Why reputation, influence, and attention are becoming central to economies but are not currencies
This morning I gave the opening keynote for an internal future strategy session at a large insurance company. A group of 40 executives from across the organization, as part of a six month program, are spending two days immersing themselves in thinking about how the structure of the economy could change in the years and decades ahead, and the implications for their business.
My presentation gave a very big picture view of selected elements of the economic landscape that could result in a substantially different business environment.
One of the topics I covered was alternative currencies, including virtual currencies, Bitcoin and other anonymous currencies (more on that another time), and the idea of attention, reputation, and other intangibles as currencies.
Over the last years I have certainly frequently discussed the reputation economy, influence economy, and also the economics of attention.
However the idea of intangibles such as these acting as currencies is a step further, suggesting they can replace financial transactions. Is this a valid idea?

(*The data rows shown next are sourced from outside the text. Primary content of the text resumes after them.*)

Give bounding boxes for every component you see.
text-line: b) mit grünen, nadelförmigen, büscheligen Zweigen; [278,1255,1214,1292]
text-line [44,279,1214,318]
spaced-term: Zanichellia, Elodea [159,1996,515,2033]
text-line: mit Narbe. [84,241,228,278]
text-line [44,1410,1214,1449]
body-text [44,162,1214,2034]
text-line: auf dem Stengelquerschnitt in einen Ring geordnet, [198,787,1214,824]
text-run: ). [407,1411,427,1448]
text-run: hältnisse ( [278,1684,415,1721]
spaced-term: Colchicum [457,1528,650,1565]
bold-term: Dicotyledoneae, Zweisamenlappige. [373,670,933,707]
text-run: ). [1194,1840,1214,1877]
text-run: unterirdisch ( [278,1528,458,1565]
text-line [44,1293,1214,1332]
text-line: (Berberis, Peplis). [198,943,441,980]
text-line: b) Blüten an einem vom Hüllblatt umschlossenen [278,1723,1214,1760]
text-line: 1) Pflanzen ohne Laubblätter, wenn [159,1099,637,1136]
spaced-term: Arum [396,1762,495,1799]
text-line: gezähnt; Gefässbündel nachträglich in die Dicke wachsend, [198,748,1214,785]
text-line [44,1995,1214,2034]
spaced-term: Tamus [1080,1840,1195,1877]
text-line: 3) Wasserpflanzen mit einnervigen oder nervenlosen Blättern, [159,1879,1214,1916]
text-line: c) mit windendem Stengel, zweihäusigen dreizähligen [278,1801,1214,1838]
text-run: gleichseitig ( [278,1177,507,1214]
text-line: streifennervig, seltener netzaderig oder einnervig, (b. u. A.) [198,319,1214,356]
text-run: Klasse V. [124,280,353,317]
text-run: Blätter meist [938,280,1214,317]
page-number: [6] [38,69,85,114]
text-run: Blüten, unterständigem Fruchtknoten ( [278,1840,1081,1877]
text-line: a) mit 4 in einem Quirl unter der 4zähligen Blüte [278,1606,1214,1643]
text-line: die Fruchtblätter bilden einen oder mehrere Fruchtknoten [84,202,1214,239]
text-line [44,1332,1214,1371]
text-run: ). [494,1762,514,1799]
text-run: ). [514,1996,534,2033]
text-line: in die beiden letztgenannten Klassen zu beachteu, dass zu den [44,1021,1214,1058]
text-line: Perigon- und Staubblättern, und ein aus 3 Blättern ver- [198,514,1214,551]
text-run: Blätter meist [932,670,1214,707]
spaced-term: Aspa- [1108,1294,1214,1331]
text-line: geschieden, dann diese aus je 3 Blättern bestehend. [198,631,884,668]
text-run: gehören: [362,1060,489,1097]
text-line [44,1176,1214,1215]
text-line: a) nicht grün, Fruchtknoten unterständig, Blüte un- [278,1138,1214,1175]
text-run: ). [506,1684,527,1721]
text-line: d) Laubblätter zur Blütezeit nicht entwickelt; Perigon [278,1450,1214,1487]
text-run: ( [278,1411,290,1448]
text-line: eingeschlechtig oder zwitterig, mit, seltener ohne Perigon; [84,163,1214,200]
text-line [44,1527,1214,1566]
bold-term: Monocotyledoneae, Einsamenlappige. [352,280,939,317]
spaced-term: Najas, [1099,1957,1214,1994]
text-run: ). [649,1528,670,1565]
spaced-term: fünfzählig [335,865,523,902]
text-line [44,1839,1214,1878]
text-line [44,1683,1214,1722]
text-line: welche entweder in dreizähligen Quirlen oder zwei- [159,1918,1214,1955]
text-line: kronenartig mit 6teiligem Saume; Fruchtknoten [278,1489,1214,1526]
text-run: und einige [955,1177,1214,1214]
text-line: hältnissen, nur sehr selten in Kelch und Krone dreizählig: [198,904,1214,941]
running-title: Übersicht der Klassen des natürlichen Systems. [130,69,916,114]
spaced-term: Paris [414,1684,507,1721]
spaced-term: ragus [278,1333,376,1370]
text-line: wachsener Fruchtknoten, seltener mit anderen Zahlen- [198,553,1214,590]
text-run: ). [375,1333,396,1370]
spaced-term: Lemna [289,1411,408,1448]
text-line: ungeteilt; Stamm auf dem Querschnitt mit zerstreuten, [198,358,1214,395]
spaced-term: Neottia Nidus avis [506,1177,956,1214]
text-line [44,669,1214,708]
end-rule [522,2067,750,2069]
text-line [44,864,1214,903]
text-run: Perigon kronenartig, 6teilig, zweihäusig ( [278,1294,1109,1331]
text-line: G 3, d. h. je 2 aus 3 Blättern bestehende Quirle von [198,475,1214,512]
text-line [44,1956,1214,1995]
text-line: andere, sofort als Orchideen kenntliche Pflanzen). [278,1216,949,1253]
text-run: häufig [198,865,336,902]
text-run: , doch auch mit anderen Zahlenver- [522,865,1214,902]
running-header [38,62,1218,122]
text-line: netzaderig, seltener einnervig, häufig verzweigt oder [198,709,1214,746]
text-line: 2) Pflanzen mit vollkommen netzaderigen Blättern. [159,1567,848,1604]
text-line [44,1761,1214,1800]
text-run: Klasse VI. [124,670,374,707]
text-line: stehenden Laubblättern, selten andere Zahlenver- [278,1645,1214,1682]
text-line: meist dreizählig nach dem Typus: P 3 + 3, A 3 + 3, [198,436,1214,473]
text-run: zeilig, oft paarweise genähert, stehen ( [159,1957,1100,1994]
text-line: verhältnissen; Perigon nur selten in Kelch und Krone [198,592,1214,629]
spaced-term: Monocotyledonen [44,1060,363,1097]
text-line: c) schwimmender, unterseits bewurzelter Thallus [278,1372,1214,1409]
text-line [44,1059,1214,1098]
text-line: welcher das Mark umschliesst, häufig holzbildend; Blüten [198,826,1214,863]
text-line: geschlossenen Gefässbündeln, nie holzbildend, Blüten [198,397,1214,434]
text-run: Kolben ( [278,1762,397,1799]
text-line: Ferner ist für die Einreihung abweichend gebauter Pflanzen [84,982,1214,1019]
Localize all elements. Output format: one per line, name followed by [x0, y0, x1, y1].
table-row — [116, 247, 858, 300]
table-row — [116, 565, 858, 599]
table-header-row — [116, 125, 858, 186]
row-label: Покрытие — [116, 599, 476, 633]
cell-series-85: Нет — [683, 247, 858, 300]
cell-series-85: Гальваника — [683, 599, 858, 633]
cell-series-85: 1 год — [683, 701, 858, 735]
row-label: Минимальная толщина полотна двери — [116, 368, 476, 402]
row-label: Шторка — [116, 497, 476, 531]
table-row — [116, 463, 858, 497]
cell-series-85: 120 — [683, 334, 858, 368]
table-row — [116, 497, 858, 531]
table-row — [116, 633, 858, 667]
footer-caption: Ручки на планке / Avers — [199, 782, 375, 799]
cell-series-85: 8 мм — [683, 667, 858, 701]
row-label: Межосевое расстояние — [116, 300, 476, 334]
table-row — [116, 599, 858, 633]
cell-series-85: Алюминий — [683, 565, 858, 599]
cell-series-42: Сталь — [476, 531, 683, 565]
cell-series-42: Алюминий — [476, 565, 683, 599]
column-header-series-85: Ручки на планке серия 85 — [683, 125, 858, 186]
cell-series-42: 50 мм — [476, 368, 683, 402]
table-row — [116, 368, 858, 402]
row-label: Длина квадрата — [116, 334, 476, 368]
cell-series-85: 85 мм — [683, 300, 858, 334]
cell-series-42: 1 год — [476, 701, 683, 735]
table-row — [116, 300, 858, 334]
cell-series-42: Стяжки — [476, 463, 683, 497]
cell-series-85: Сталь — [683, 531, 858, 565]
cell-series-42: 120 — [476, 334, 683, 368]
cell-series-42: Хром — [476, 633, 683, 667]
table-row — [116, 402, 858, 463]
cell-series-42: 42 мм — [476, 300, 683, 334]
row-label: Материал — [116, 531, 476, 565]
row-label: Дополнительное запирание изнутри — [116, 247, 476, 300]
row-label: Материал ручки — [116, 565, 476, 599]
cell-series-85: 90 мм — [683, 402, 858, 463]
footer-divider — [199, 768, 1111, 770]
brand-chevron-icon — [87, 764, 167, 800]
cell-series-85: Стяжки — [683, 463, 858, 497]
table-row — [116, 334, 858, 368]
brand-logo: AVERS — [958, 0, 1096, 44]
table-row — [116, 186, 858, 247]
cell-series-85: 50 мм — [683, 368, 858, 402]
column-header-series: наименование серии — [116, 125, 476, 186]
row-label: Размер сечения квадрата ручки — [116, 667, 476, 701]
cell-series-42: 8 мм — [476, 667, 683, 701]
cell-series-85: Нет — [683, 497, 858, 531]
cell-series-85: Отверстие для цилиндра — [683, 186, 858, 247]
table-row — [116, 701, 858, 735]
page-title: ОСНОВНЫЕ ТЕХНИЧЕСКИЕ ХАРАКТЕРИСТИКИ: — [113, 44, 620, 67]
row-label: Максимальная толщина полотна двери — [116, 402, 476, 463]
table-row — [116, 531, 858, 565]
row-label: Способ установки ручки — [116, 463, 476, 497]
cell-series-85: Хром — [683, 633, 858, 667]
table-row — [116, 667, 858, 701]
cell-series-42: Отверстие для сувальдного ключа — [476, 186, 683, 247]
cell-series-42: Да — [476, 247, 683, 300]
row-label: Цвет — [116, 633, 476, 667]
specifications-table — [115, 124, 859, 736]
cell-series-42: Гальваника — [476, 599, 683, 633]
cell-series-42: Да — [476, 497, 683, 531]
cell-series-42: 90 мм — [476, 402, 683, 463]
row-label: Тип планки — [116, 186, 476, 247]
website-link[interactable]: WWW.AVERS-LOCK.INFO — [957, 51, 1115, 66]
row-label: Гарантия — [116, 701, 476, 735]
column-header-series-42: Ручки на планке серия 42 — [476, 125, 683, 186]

First we need to revisit the definition of money, which in essence plays a role as a:
• Medium of exchange
• Measure of value
• Store of value
A currency plays the first of these three roles, as a medium of exchange. To do this well it needs the following characteristics:
• Transferrable
• Durable
• Divisible
• Standardizable
• Recognizable
• Hard to counterfeit
• Fungible
The missing characteristic which means reputation, influence, and attention are not true currencies is that they are not fungible, and by extension not symmetrical. A person’s influence, when used to ‘earn’ goods or services (for example being given special offers due to a high Klout score) is a unique situation, not replaceable by another’s influence, and influence quite likely would not be accepted in return.
Attention can certainly be used to pay for services, and the value can be readily quantified by comparing the cost of free ad-supported services with their ad-free alternatives. However the value of attention is unique to the individual, and also the context in which it is applied.
Certainly it is valid and useful to think about how economic structure will evolve given that key intangibles are increasingly important elements in measuring, storing, and exchanging value. There is more work to do in uncovering the mechanisms of the reputation and attention economies.
However it is not as useful to talk about, for example, reputation as a currency.
We will definitely have more ways to exchange value, including virtual currencies, and what I expect to be (relatively briefly) a plethora of anonymous currencies that are fungible and fully tradeable with real-world currencies. Reputation, influence, and attention will not be among those currencies.